Selon la jurisprudence, l’élément déterminant pour exclure le caractère abusif du congé réside dans les retards ou les complications qu’entraînerait la présence du locataire durant les travaux. Si de tels retards ou complications ne sont pas à craindre, la réalisation des travaux ne justifie en principe pas le congé. Dans le cas d’une surélévation, selon l’impact sur les appartements se situant juste en dessous, la présence du locataire ne semble pas possible.
 

En outre, le Tribunal fédéral a eu l’occasion de préciser que le congé est abusif si le projet du bailleur d’entreprendre des rénovations ne présente pas de réalité tangible ou s’il n’est pas possible d’apprécier l’importance des travaux envisagés, notamment l’entrave provoqué par ceux-ci, sur l’utilisation à venir des locaux loués.
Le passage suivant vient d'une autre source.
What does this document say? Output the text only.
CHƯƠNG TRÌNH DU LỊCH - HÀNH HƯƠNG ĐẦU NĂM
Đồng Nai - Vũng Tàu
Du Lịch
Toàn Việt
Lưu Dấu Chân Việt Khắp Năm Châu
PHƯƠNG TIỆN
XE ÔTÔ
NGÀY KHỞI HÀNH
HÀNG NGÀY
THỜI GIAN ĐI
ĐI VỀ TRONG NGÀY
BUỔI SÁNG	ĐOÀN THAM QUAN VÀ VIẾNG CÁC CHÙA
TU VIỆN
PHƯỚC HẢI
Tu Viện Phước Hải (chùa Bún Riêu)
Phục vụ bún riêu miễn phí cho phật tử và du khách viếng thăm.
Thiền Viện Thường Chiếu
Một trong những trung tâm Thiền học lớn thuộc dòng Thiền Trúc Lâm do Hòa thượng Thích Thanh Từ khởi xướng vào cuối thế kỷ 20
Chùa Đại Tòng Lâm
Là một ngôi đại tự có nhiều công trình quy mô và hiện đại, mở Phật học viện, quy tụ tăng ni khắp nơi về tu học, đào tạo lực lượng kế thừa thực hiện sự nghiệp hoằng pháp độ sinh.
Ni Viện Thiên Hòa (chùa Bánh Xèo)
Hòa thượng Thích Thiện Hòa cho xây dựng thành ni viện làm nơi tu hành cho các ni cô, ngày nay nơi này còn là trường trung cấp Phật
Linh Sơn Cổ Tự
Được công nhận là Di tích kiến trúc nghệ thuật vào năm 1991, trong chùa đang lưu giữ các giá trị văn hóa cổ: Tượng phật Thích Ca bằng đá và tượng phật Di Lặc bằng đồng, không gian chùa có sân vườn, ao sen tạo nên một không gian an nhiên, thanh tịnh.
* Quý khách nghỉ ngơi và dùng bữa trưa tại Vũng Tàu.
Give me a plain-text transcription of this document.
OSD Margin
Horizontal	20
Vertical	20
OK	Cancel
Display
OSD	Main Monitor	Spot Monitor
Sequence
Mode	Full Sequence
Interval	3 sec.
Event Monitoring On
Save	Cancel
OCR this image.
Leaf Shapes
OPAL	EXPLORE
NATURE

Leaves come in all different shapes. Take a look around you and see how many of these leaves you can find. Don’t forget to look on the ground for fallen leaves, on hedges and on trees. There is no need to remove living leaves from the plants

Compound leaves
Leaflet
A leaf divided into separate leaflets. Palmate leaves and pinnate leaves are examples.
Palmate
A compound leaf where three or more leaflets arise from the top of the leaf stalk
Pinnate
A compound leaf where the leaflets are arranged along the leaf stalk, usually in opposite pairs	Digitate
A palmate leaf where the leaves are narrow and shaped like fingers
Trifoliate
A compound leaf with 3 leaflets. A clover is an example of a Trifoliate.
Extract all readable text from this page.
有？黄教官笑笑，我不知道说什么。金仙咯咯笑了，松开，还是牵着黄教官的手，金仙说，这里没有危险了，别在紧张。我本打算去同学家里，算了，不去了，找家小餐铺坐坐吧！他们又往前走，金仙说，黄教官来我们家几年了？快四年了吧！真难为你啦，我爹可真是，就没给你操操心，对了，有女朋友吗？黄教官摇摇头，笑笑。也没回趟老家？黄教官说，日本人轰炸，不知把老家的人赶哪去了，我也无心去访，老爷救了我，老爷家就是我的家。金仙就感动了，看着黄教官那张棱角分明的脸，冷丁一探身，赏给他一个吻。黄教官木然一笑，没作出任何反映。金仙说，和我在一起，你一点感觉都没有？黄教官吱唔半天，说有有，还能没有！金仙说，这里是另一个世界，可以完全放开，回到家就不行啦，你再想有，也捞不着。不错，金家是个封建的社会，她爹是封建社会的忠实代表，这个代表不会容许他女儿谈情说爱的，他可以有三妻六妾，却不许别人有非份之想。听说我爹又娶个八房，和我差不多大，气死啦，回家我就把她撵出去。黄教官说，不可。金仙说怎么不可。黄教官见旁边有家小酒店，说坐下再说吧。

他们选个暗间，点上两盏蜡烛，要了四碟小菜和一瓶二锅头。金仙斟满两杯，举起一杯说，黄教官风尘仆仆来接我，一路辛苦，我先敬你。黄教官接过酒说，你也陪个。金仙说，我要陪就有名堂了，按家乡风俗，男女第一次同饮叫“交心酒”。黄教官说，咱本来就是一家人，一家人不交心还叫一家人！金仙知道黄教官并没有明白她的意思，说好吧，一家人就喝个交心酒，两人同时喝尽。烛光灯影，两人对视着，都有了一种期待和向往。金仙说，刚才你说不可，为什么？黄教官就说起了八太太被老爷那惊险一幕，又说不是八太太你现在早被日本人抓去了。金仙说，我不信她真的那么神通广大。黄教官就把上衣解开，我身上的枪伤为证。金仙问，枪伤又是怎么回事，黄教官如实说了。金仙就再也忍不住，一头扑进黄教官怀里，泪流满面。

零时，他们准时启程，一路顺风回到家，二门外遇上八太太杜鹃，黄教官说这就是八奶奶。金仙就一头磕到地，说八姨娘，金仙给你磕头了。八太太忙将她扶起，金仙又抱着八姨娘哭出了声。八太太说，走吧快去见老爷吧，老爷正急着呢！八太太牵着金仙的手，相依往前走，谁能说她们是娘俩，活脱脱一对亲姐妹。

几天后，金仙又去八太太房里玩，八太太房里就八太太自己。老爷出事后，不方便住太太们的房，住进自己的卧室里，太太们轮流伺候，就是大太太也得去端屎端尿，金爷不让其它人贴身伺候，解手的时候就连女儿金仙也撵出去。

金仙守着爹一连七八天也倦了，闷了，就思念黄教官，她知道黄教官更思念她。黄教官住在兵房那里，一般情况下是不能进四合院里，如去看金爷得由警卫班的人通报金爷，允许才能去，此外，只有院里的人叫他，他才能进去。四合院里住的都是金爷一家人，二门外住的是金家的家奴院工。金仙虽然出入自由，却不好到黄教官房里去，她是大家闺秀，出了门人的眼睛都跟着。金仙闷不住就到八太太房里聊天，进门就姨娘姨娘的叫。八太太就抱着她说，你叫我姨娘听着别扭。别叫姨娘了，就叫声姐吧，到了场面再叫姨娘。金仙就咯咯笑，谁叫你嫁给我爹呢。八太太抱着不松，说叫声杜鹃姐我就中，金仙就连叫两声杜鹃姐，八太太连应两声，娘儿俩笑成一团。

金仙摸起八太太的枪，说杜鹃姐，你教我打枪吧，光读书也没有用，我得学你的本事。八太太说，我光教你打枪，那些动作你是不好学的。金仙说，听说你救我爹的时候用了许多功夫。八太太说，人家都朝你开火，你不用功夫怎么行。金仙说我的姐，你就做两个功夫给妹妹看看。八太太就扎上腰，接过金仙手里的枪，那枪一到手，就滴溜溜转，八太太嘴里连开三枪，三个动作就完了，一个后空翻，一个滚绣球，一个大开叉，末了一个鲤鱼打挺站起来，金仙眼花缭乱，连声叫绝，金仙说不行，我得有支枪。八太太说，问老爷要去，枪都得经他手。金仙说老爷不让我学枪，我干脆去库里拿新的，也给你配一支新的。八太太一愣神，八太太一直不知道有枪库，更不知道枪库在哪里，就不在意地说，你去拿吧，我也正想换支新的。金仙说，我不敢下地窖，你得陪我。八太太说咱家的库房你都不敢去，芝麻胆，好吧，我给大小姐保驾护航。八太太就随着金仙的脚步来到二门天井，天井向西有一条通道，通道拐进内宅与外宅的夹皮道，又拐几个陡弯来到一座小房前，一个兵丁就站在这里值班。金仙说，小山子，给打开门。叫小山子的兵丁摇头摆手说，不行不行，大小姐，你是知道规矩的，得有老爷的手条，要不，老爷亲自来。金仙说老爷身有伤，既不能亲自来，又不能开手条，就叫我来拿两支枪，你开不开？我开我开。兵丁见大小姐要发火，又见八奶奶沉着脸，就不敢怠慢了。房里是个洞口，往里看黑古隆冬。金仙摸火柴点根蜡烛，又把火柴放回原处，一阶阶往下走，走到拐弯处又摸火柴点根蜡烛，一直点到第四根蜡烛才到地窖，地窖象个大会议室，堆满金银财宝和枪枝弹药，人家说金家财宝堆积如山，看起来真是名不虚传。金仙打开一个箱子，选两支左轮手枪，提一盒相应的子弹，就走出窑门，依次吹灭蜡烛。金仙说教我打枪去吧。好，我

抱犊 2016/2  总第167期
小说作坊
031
Le congé doit également être annulé en raison de son caractère abusif si le projet de construction ou de transformation est objectivement impossible, notamment s’il est certain qu’il se heurtera à un refus d’autorisation de la part des autorisations administratives compétentes.
 

Dans un arrêt tout récent (4A_435/2021) concernant un projet de surélévation refusé, le Tribunal fédéral a encore rappelé qu’il n’est pas nécessaire que le bailleur ait déjà reçu les autorisations administratives, ni même qu’il ait déposé les documents dont elles dépendent. Il s’agit de pronostiquer si, au moment où le congé est donné, l’autorisation n’apparait pas d’emblée exclue. Dans cette affaire, le bailleur s’était renseigné préalablement, soit avant le dépôt d’une autorisation de construire, auprès des autorités administratives qui avaient laissé entendre que le projet était autorisable. Des questions de servitudes entre voisins sont apparues ensuite, conduisant au refus d’autorisation. Une fois les questions de servitudes résolues, le projet pouvait être autorisé, mais ce qui a été déterminant, est qu’au moment où le congé a été donné, le projet de surélévation n’était pas objectivement et d’emblée impossible. Le congé a donc été validé.
 

Il vous appartiendra ainsi de rendre vraisemblable la nécessité d’entreprendre les travaux invoqués et votre volonté réelle de les effectuer. Même si vous n’avez pas encore obtenu les autorisations nécessaires, vous devrez avoir un projet précis et détaillé des travaux envisagés. De vagues intentions ne sont ainsi pas suffisantes.